At 10.30am the same day, Philip Bean, now of Heworth, was one of a group of boys cycling past the farmhouse on their way to local daffodil woods. They noticed the wreck in the farmhouse ruins, but cycled on. It wasn’t the first crashed aircraft they had seen.

“Over the years, I got to thinking I must have imagined it,” said Mr Bean. Then he visited Elvington Air Museum, saw the display about the aircraft and its crash. The display and the plaque made in memory of the seven reassured him he had seen what he saw.   

The Flightpath of Friendship Reconciliation worked with senior RAF officers, the Royal British Legion, local civic dignitaries, priests and others to move the memorial to its new location.
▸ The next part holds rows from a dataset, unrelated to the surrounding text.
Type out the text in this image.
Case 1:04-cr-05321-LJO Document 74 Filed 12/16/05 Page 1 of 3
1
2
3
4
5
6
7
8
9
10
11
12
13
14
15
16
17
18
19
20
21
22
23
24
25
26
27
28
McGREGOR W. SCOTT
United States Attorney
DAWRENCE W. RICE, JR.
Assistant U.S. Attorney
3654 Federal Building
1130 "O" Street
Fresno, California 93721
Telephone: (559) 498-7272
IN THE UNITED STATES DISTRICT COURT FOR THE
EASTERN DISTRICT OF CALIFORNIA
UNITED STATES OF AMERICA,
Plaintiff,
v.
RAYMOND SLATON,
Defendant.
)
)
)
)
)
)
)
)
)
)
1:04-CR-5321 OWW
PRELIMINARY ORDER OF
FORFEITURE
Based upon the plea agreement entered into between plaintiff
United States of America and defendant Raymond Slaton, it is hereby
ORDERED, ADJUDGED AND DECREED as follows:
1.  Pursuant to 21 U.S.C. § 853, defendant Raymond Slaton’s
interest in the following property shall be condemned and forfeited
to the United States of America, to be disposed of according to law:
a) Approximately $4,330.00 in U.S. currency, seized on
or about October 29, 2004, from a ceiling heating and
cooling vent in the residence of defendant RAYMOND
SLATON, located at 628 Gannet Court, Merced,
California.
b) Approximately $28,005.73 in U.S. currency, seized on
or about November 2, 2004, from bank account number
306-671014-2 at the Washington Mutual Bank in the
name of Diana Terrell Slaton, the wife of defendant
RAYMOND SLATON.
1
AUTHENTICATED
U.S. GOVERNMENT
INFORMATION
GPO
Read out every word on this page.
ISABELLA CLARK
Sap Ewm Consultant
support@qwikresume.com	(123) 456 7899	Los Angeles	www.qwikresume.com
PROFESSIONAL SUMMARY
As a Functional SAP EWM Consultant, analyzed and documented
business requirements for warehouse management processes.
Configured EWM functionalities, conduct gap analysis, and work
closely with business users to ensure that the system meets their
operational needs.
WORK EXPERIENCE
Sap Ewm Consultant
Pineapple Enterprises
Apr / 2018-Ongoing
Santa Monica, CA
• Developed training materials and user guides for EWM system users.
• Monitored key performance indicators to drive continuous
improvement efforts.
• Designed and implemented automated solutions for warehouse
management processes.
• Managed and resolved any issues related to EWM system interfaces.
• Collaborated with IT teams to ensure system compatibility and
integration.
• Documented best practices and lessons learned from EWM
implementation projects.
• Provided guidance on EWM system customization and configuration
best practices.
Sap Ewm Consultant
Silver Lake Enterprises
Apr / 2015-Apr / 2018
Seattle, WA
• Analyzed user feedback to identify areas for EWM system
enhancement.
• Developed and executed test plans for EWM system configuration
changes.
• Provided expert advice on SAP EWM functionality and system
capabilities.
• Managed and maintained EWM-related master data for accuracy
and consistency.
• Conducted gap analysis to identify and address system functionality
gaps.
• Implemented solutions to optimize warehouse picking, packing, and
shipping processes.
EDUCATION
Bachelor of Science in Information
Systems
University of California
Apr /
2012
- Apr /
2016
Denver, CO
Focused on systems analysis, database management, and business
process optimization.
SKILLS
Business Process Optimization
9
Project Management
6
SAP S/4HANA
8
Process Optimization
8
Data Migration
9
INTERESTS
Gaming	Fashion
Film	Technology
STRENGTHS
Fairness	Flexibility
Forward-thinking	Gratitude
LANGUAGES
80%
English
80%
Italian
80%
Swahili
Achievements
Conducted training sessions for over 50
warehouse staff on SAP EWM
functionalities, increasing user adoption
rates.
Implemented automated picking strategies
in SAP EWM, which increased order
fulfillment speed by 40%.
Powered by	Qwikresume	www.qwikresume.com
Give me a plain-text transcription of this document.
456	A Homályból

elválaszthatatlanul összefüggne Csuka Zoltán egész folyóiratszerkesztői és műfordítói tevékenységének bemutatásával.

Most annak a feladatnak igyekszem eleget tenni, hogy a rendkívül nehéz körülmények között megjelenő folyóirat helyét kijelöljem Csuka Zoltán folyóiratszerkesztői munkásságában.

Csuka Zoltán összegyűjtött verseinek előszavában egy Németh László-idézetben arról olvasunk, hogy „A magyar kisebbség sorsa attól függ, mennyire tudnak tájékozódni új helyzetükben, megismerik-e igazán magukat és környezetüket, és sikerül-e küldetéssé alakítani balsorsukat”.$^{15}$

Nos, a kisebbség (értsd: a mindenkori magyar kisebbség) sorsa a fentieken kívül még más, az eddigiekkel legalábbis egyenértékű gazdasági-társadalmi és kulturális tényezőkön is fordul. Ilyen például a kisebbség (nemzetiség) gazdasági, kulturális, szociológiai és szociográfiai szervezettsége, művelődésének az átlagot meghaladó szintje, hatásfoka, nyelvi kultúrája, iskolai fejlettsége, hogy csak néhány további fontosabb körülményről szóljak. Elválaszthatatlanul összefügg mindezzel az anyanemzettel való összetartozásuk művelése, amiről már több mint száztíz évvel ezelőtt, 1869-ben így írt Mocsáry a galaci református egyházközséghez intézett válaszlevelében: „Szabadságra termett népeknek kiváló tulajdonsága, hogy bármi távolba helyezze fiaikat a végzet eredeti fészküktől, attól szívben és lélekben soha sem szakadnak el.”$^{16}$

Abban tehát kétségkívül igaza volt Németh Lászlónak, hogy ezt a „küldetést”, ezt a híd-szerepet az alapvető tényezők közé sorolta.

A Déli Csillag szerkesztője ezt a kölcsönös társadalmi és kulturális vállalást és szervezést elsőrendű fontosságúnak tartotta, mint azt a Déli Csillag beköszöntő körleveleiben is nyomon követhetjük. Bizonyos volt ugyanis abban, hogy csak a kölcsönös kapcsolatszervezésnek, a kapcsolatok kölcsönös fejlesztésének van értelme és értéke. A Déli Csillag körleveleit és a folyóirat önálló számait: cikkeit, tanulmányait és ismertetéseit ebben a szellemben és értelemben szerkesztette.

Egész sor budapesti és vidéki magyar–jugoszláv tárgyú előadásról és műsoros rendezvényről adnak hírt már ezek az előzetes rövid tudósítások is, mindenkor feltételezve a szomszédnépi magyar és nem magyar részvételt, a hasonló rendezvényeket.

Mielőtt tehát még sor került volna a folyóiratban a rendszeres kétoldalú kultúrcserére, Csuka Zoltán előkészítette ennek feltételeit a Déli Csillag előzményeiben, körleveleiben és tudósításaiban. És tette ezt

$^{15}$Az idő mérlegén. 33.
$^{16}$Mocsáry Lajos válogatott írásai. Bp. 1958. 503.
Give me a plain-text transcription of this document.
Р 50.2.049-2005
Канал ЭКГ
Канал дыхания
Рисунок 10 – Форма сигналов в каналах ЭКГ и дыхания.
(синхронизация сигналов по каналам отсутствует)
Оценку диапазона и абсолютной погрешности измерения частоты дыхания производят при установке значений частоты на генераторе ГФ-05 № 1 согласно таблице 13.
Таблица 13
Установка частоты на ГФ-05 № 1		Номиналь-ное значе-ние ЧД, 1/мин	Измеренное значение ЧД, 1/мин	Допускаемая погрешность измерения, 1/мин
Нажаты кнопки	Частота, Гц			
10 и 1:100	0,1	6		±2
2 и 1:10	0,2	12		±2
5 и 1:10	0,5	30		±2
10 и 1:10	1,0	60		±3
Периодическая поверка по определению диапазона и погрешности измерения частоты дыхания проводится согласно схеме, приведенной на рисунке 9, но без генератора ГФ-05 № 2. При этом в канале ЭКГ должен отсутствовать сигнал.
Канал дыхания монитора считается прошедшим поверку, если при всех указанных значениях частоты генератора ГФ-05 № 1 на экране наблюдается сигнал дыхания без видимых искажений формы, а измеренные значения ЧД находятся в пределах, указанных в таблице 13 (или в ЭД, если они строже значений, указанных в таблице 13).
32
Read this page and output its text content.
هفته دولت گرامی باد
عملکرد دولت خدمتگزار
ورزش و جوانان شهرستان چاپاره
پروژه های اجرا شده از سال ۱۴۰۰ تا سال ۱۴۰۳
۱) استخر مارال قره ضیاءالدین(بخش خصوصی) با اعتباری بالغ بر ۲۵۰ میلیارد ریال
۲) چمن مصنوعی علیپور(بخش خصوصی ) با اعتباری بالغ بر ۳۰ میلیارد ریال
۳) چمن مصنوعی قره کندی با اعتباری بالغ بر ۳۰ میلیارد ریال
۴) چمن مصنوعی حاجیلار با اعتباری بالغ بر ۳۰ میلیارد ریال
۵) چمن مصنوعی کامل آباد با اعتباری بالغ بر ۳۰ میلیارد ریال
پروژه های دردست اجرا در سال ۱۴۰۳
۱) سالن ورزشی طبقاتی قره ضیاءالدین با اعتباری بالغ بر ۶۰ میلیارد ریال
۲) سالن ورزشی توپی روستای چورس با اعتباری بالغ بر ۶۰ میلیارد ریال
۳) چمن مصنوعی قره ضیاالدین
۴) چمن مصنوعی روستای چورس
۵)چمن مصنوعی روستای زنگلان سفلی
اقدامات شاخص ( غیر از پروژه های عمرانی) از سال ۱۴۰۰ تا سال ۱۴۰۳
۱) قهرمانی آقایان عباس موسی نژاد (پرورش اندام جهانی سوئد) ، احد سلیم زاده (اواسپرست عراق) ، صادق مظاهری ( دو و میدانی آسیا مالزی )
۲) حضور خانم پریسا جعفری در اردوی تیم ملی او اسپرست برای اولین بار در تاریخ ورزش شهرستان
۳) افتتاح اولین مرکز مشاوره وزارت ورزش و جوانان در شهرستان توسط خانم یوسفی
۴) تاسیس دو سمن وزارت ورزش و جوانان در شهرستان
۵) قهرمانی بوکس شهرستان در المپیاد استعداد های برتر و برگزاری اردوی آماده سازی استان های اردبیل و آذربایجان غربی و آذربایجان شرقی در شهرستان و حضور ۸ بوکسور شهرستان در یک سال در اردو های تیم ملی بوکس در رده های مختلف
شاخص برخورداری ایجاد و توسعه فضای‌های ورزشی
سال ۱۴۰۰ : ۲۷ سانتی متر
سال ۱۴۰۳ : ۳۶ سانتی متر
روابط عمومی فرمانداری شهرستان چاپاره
Bridlington Air Force Cadets marched past at the start of the rededication and Air Commodore Adam Sansom, RAF regional air officer North England, said the response before the memorial was unveiled.

Other VIPs attending included the Lord Mayor of York, Cllr Margaret Wells and her consort Paul Midgley and the East Riding of Yorkshire Council Vice Chairman Cllr Liam Dealtry and his lady Michelle Dealtry and  military and diplomatic representatives.

The Coventry Cathedral Cross of Nails was placed at the memorial and wreaths were laid.

The memorial commemorates Hauptman Johann Dreher, Oberfeldwebel Hugo Boker and Feldwebels Gustav Schmitz and Martin Bechter of the German Luftwaffe and Richard Moll, his wife Ellen and his daughter-in-law Violet Moll of Dunnington Lodge.